What OS are you on, and how did you do that?
I guess I prefer the graphic interface of things, but i'm curious.
Yeah, for me it seemed simpler to write it myself because I already knew how to push bytes around in memory whereas there's a lot to learn with any given DAW. Of course when things get more complicated that changes because like the guys who wrote ableton obviously know a lot more than me, the complexity of the software becomes greater than the learning overhead.

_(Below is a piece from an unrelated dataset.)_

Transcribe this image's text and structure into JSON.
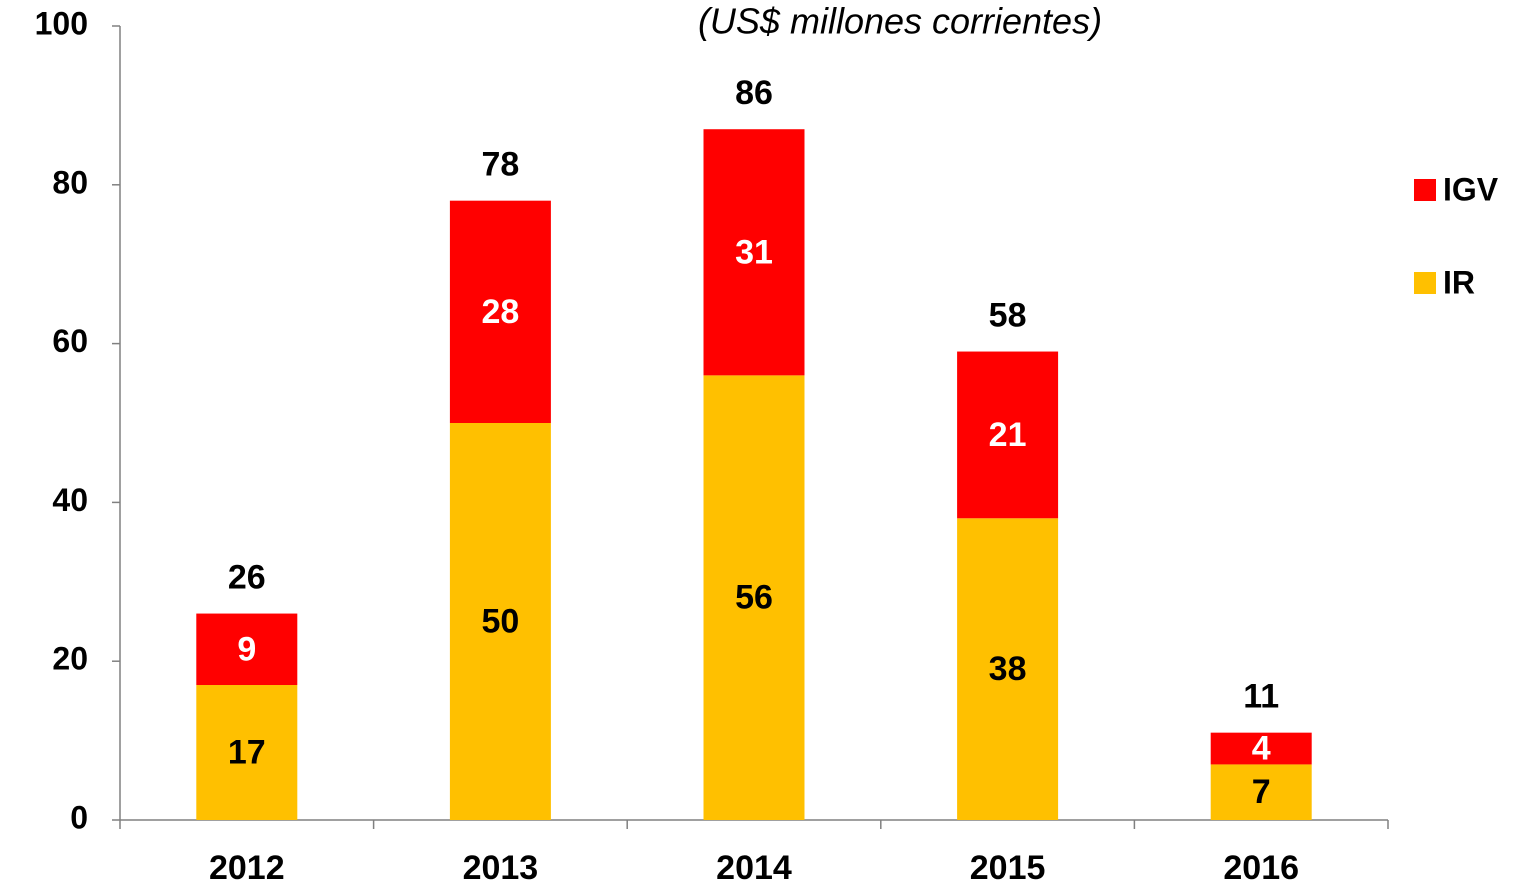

As for platform, it was in theory OS independent. The original I wrote was in Python and I tested it on the three major OSs, but later I wanted a bit more performance and concurrency out of it so I rewrote it in Go and only ever tested it on OSX. It used portaudio in both cases so really all it has to do is generate PCM internally. I suspect there might be some endianness issues on some systems but nothing that can't be fixed. The mechanics of the thing are actually pretty simple, you have generators and modifiers. Generators produce a signal (a stream of numbers between -1 and 1 (usually) at the sample rate) and modifiers that take a signal as an input and return a signal as an output. So like adjusting volume is just a matter multiplying each number in the stream by a constant in a modifier, but they can have memory too so things like normalization are possible.
The only part that's kind of icky is guessing buffer sizes. If you go too high or too low your output gets choppy (because it takes too long for one buffer to work its way through all the modifiers, or too much time is spent passing these small buffers around respectively) and the only way I figured out to do it was to just fiddle with the numbers until I started getting steady audio.